There is no doubt that such centres of expertise help to create the climate that leads to the creation of innovative world-class companies, such as Cyclacel in Dundee and Wolfson in Edinburgh, which provide such exemplars of the Scottish Executive’s ‘Smart Successful Scotland’ strategy.
But, to be frank, there are far too few such examples of successful business creation from Scotland’s innovation base.
The business start-up and spin-off rates in Scotland stay stubbornly low, way behind similar-sized economies such as the West Midlands of England (which have twice as many start ups) or Massachusetts (which beats Scotland by a factor of four). So why is this? Well, one clue might lie elsewhere in the league tables of research quality. The tables for the disciplines of Economics and of Business and Management, for example, where Scotland’s performance is relatively poor. None of Scotland’s research centres scored more than 4 in research competency (compared with 13 centres in England with a 5 or 5*). In Business and Management, again no Scottish group scored better than a 4 (compared with 15 English centres at 5 or 5*).
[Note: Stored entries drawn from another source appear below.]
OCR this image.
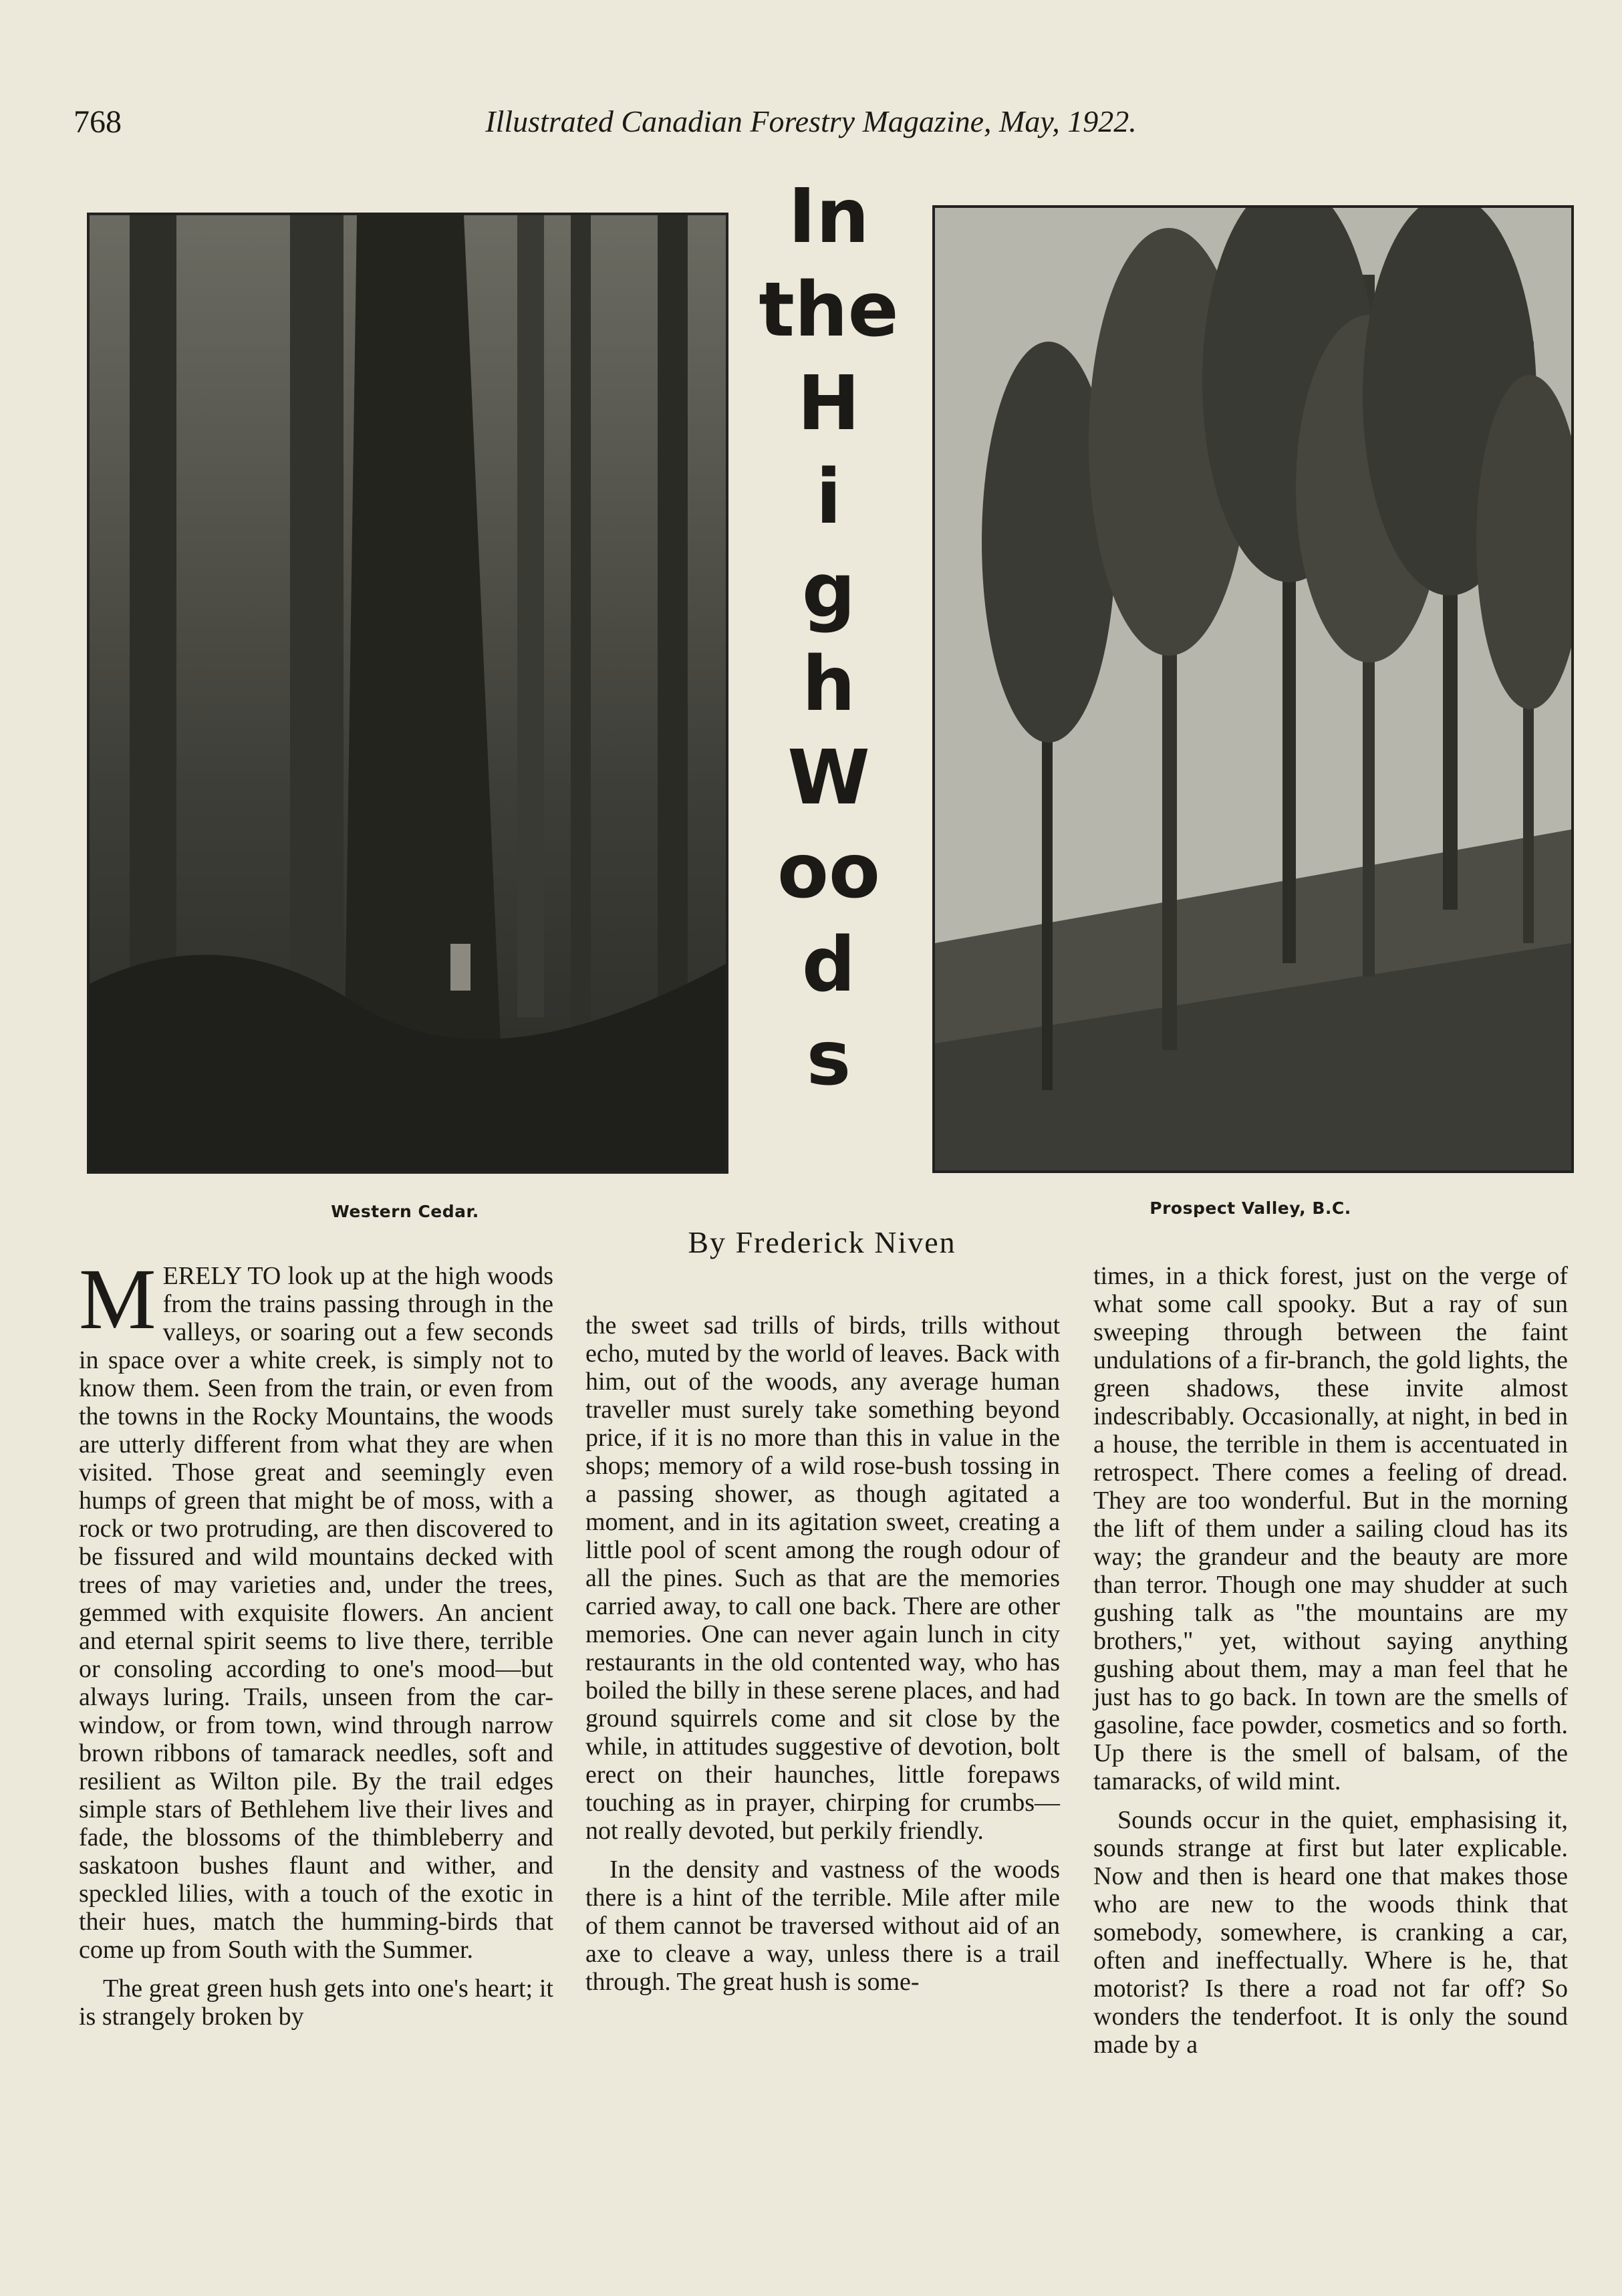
768	Illustrated Canadian Forestry Magazine, May, 1922.
Western Cedar.	Prospect Valley, B.C.
In
the
H
i
g
h
W
oo
d
s
By Frederick Niven

MERELY TO look up at the high woods from the trains passing through in the valleys, or soaring out a few seconds in space over a white creek, is simply not to know them. Seen from the train, or even from the towns in the Rocky Mountains, the woods are utterly different from what they are when visited. Those great and seemingly even humps of green that might be of moss, with a rock or two protruding, are then discovered to be fissured and wild mountains decked with trees of may varieties and, under the trees, gemmed with exquisite flowers. An ancient and eternal spirit seems to live there, terrible or consoling according to one's mood—but always luring. Trails, unseen from the car-window, or from town, wind through narrow brown ribbons of tamarack needles, soft and resilient as Wilton pile. By the trail edges simple stars of Bethlehem live their lives and fade, the blossoms of the thimbleberry and saskatoon bushes flaunt and wither, and speckled lilies, with a touch of the exotic in their hues, match the humming-birds that come up from South with the Summer.

The great green hush gets into one's heart; it is strangely broken by

the sweet sad trills of birds, trills without echo, muted by the world of leaves. Back with him, out of the woods, any average human traveller must surely take something beyond price, if it is no more than this in value in the shops; memory of a wild rose-bush tossing in a passing shower, as though agitated a moment, and in its agitation sweet, creating a little pool of scent among the rough odour of all the pines. Such as that are the memories carried away, to call one back. There are other memories. One can never again lunch in city restaurants in the old contented way, who has boiled the billy in these serene places, and had ground squirrels come and sit close by the while, in attitudes suggestive of devotion, bolt erect on their haunches, little forepaws touching as in prayer, chirping for crumbs—not really devoted, but perkily friendly.

In the density and vastness of the woods there is a hint of the terrible. Mile after mile of them cannot be traversed without aid of an axe to cleave a way, unless there is a trail through. The great hush is some-

times, in a thick forest, just on the verge of what some call spooky. But a ray of sun sweeping through between the faint undulations of a fir-branch, the gold lights, the green shadows, these invite almost indescribably. Occasionally, at night, in bed in a house, the terrible in them is accentuated in retrospect. There comes a feeling of dread. They are too wonderful. But in the morning the lift of them under a sailing cloud has its way; the grandeur and the beauty are more than terror. Though one may shudder at such gushing talk as "the mountains are my brothers," yet, without saying anything gushing about them, may a man feel that he just has to go back. In town are the smells of gasoline, face powder, cosmetics and so forth. Up there is the smell of balsam, of the tamaracks, of wild mint.

Sounds occur in the quiet, emphasising it, sounds strange at first but later explicable. Now and then is heard one that makes those who are new to the woods think that somebody, somewhere, is cranking a car, often and ineffectually. Where is he, that motorist? Is there a road not far off? So wonders the tenderfoot. It is only the sound made by a
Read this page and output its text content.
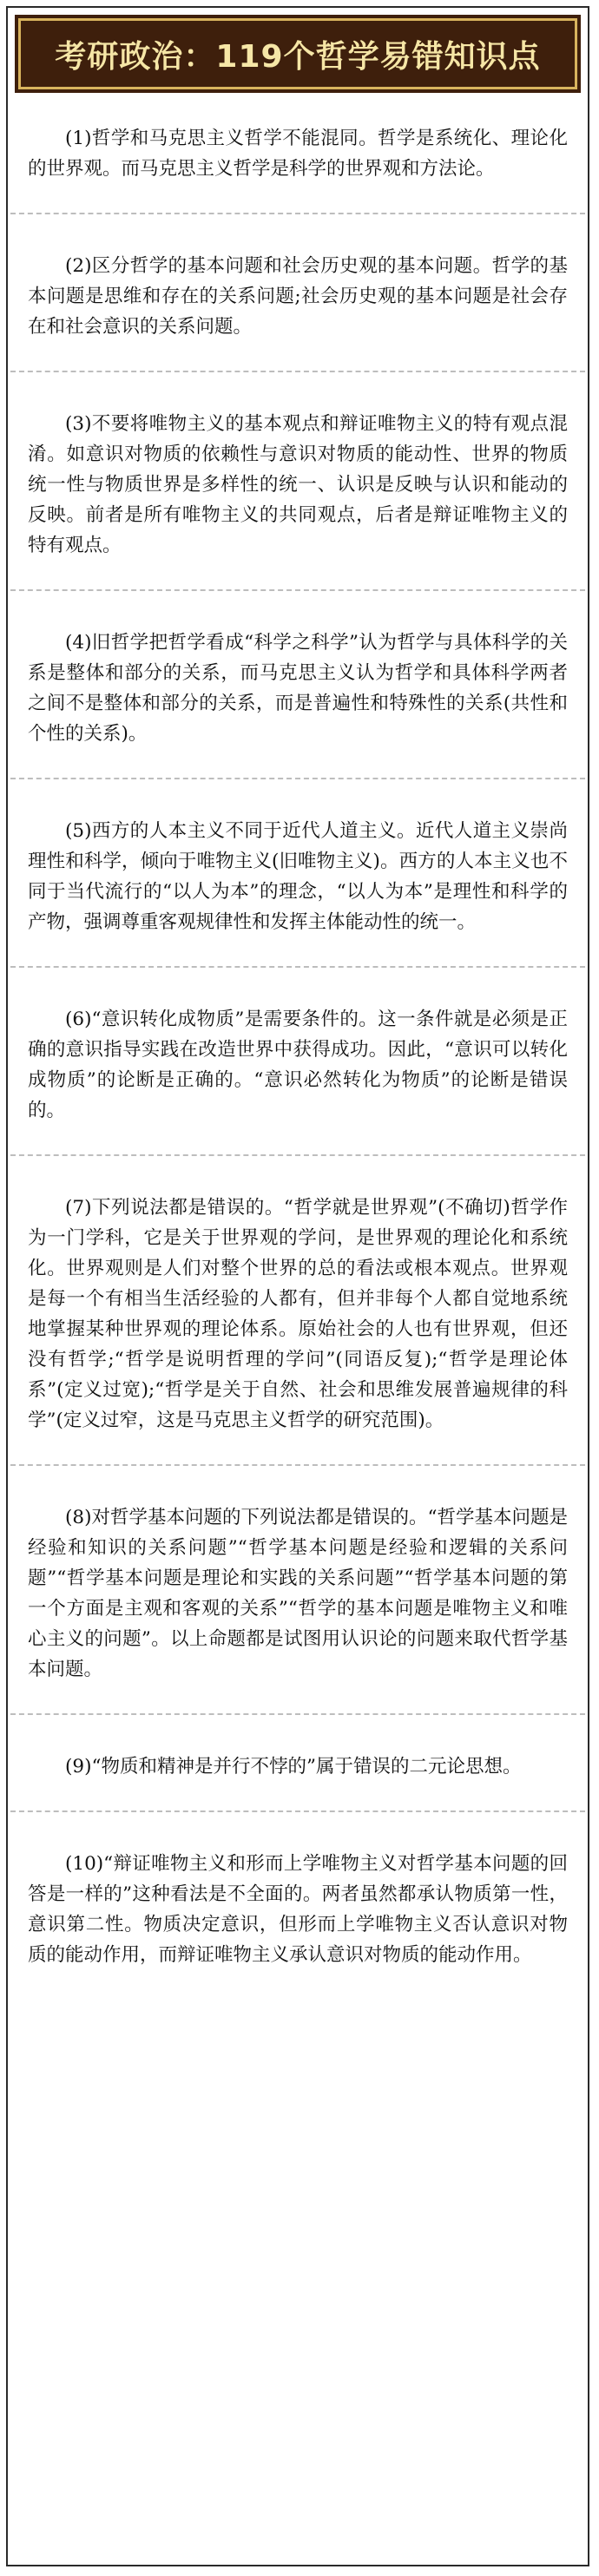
考研政治：119个哲学易错知识点

(1)哲学和马克思主义哲学不能混同。哲学是系统化、理论化的世界观。而马克思主义哲学是科学的世界观和方法论。

(2)区分哲学的基本问题和社会历史观的基本问题。哲学的基本问题是思维和存在的关系问题;社会历史观的基本问题是社会存在和社会意识的关系问题。

(3)不要将唯物主义的基本观点和辩证唯物主义的特有观点混淆。如意识对物质的依赖性与意识对物质的能动性、世界的物质统一性与物质世界是多样性的统一、认识是反映与认识和能动的反映。前者是所有唯物主义的共同观点，后者是辩证唯物主义的特有观点。

(4)旧哲学把哲学看成“科学之科学”认为哲学与具体科学的关系是整体和部分的关系，而马克思主义认为哲学和具体科学两者之间不是整体和部分的关系，而是普遍性和特殊性的关系(共性和个性的关系)。

(5)西方的人本主义不同于近代人道主义。近代人道主义崇尚理性和科学，倾向于唯物主义(旧唯物主义)。西方的人本主义也不同于当代流行的“以人为本”的理念，“以人为本”是理性和科学的产物，强调尊重客观规律性和发挥主体能动性的统一。

(6)“意识转化成物质”是需要条件的。这一条件就是必须是正确的意识指导实践在改造世界中获得成功。因此，“意识可以转化成物质”的论断是正确的。“意识必然转化为物质”的论断是错误的。

(7)下列说法都是错误的。“哲学就是世界观”(不确切)哲学作为一门学科，它是关于世界观的学问，是世界观的理论化和系统化。世界观则是人们对整个世界的总的看法或根本观点。世界观是每一个有相当生活经验的人都有，但并非每个人都自觉地系统地掌握某种世界观的理论体系。原始社会的人也有世界观，但还没有哲学;“哲学是说明哲理的学问”(同语反复);“哲学是理论体系”(定义过宽);“哲学是关于自然、社会和思维发展普遍规律的科学”(定义过窄，这是马克思主义哲学的研究范围)。

(8)对哲学基本问题的下列说法都是错误的。“哲学基本问题是经验和知识的关系问题”“哲学基本问题是经验和逻辑的关系问题”“哲学基本问题是理论和实践的关系问题”“哲学基本问题的第一个方面是主观和客观的关系”“哲学的基本问题是唯物主义和唯心主义的问题”。以上命题都是试图用认识论的问题来取代哲学基本问题。

(9)“物质和精神是并行不悖的”属于错误的二元论思想。

(10)“辩证唯物主义和形而上学唯物主义对哲学基本问题的回答是一样的”这种看法是不全面的。两者虽然都承认物质第一性，意识第二性。物质决定意识，但形而上学唯物主义否认意识对物质的能动作用，而辩证唯物主义承认意识对物质的能动作用。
All this indicates that Scotland remains second rate in management skills. It is no secret that Sir George Mathewson, having totally failed to persuade Edinburgh University Management School to scale up to the task, is now planning to install an offshoot of the Harvard Business School at the RBS’s new headquarters at Gogarburn. It is still unknown whether the facilities will be made available beyond the bank’s needs.
There is no doubt that many more scientific and technological businesses could be created based on the impressive level of innovation within Scotland’s universities, but we should stop pretending that management skills can just be ‘picked up’ by otherwise skilled scientists and engineers. We need a much stronger base of people equipped with the key management skills to enable such businesses to be created and to grow successfully.
Scotland’s universities have a key role to play in providing these skills. They need to step up to the task.